Petit-nègre » et romans « y a bon »

Article paru dans l'édition du 09.06.06

En arrière-plan du débat sur l'héritage de la colonisation, l'imaginaire linguistique qu'elle a construit



e débat actuel qui réexamine l'héritage de la colonisation oublie souvent l'imaginaire linguistique qu'elle a construit. Il charrie pourtant bien des stéréotypes, le plus connu étant peut-être le parler « petit-nègre », popularisé par le célèbre « y a bon Banania ». On connaît moins les différents relais qui ont construit ce stéréotype, avec lequel ceux qui se sont lancés dans ce que l'on a appelé l'« aventure coloniale » ont débarqué sur ce continent, et parmi ces relais toute une littérature d'aventures, qui a rempli d'images la bibliothèque intérieure de ces « fous d'Afrique », comme les appelle le journaliste Jean de La Guérivière: « En avisant un Noir de forte encolure qui, assis sur une de ses cantines renversées, fume nonchalamment un brûle-gueule noirci, il lui dit en style télégraphique - car ses lectures lui ont enseigné que les Noirs ne parlent qu'au mode infinitif - «Toi porter mes bagages à la douane, moi payer toi». » (Maurice Delafosse, Broussard ou les états d'âme d'un colonial.)
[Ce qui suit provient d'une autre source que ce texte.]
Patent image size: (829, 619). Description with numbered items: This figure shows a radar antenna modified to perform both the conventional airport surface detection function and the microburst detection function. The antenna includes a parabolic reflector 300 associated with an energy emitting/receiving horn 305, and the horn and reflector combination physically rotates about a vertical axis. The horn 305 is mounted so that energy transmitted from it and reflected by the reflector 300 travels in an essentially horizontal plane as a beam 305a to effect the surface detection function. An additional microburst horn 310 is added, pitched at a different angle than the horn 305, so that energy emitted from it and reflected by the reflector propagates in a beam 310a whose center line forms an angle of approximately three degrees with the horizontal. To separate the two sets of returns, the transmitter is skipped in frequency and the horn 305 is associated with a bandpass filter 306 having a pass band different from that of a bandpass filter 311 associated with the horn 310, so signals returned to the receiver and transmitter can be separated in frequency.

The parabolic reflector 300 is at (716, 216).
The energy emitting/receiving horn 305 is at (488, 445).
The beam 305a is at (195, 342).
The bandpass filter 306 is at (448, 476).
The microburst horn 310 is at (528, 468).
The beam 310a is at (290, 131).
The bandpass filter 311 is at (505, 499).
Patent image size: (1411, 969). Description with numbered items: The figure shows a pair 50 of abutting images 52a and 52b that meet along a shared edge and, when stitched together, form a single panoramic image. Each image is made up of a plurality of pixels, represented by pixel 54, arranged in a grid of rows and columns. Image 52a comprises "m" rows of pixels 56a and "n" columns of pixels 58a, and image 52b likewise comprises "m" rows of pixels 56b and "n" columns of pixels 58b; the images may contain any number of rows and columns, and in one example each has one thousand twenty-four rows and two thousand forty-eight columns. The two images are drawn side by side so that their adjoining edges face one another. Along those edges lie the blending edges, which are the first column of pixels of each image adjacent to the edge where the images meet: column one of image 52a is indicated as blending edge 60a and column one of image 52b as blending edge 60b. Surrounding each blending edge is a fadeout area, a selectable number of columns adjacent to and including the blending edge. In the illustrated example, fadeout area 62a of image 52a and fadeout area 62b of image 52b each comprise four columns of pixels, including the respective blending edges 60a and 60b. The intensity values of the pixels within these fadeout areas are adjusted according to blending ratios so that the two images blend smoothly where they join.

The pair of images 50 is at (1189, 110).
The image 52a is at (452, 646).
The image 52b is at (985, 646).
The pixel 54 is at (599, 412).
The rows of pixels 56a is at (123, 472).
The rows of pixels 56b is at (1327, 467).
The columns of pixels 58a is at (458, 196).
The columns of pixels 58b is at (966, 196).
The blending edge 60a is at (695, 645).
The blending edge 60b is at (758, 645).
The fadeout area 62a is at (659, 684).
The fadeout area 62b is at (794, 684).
C'est justement Maurice Delafosse, administrateur colonial et linguiste (1870-1926), qui publie la première description linguistique de ce fameux « petit-nègre », dans un ouvrage publié en 1904. Il l'appelle également « français tirailleur » par référence aux tirailleurs sénégalais, dont il serait le jargon. Il décrit ce parler, qui se distingue par l'usage des pronoms toniques et des verbes à l'infinitif, comme une « simplification naturelle et rationnelle de notre langue si compliquée ». « Comment voudrait-on qu'un Noir, poursuit-il, dont la langue est d'une simplicité rudimentaire et d'une logique presque toujours absolue, s'assimile rapidement un idiome aussi raffiné et illogique que le nôtre ? C'est bel et bien le Noir - ou, d'une manière plus générale, le primitif - qui a forgé le petit-nègre, en adaptant le français à son état d'esprit. » Et il finit son introduction sur ces mots : « Si nous voulons nous faire comprendre vite et bien, il nous faut parler aux Noirs en nous mettant à leur portée, c'est-à-dire leur parler petit-nègre. » Une telle position a pu donner lieu à bien des aberrations. Le petit-nègre s'est ainsi retrouvé être l'objet d'un enseignement au sein de l'armée coloniale (on parlait plus pudiquement de « français simplifié »). Il en existe un manuel, publié en 1916, de type méthode Assimil, qui permettait de rapidement connaître les rudiments de ce jargon et qui était proposé aux officiers français pour leur permettre de communiquer avec leurs tirailleurs.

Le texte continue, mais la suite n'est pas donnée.